The Liberty issue was a definitive series of postage stamps issued by the United States between 1954 and 1965. It offered twenty-four denominations, ranging from a half-cent issue showing Benjamin Franklin to a five dollar issue depicting Alexander Hamilton. However, in a notable departure from all definitive series since 1870, the stamp for a normal first-class letter—the 3-cent value—did not present the portrait of a president, but instead offered a monocolor image of the Statue of Liberty. Moreover, two-color renderings of the Statue of Liberty appeared on both the 8 cent and 11 cent stamps; and it is from these three denominations that the Liberty issue takes its name. (Oversized versions of the 3c and 8c stamps also appeared on a Miniature sheet issued in 1956 for the Fifth International Philatelic exhibition.) Pictures of other national landmarks, such as Bunker Hill and Mount Vernon, are found on several values, while the rest of the stamps follow tradition, containing portraits of well-known historic Americans. The six denominations in the set that illustrate buildings (The Alamo, Monticello, etc.) were all designed in landscape format, resulting in a free intermixture of landscape and portrait orientation for the first time in a definitive U. S. issue (in all previous mixed sets, landscape stamps had been confined to the highest denominations).

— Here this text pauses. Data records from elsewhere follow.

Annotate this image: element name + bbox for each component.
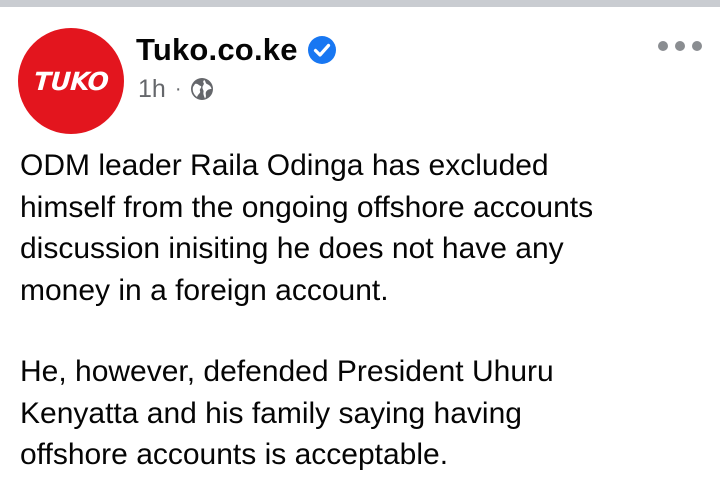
more-options-icon-dot [675,41,685,51]
verified-badge-icon [307,35,337,65]
top-divider [0,0,720,7]
avatar-logo-text: TUKO [32,66,110,96]
more-options-icon-dot [692,41,702,51]
post-meta: 1h · [138,74,214,104]
page-avatar[interactable]: TUKO [18,28,124,134]
globe-icon[interactable] [190,77,214,101]
post-text: ODM leader Raila Odinga has excluded him… [20,145,710,476]
post-paragraph: ODM leader Raila Odinga has excluded him… [20,149,594,307]
post-paragraph: He, however, defended President Uhuru Ke… [20,355,554,471]
more-options-button[interactable] [658,36,702,56]
page-name-link[interactable]: Tuko.co.ke [136,32,298,68]
more-options-icon [658,41,668,51]
post-timestamp[interactable]: 1h [138,75,166,104]
meta-separator: · [174,78,182,100]
post-header: TUKO Tuko.co.ke 1h · [18,28,708,134]
page-name-row: Tuko.co.ke [136,30,337,70]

Like three previous U. S. definitive issues, the Liberty series offered one—and only one—image of a prominent woman. But while Martha Washington had played this role in the series of 1902, 1922-25 and 1938, the Liberty Issue eliminated her, instead presenting Susan B. Anthony, portrayed on the 50-cent stamp. The Liberty Issue was the first definitive series including multiple presidents issued since 1861 which did not contain a single stamp honoring a recently deceased president. To be sure, the only president who would have qualified, Franklin D. Roosevelt, had died quite a while before—some nine years—and, moreover, was not admired by the political party that introduced the new series. FDR was the first deceased president since Chester A. Arthur (d. 1886) to have been excluded from the next multi-president definitive series to appear after his death—denied an honor that had been accorded to his eight predecessors in office: Cleveland, Harrison, McKinley, Theodore Roosevelt, Taft, Wilson, Harding and Coolidge. It is also notable that only 28% of the Liberty series stamps offered images of presidents (7 out of 25 denominations): a smaller presidential percentage than had appeared on any previous U. S. definitive issue.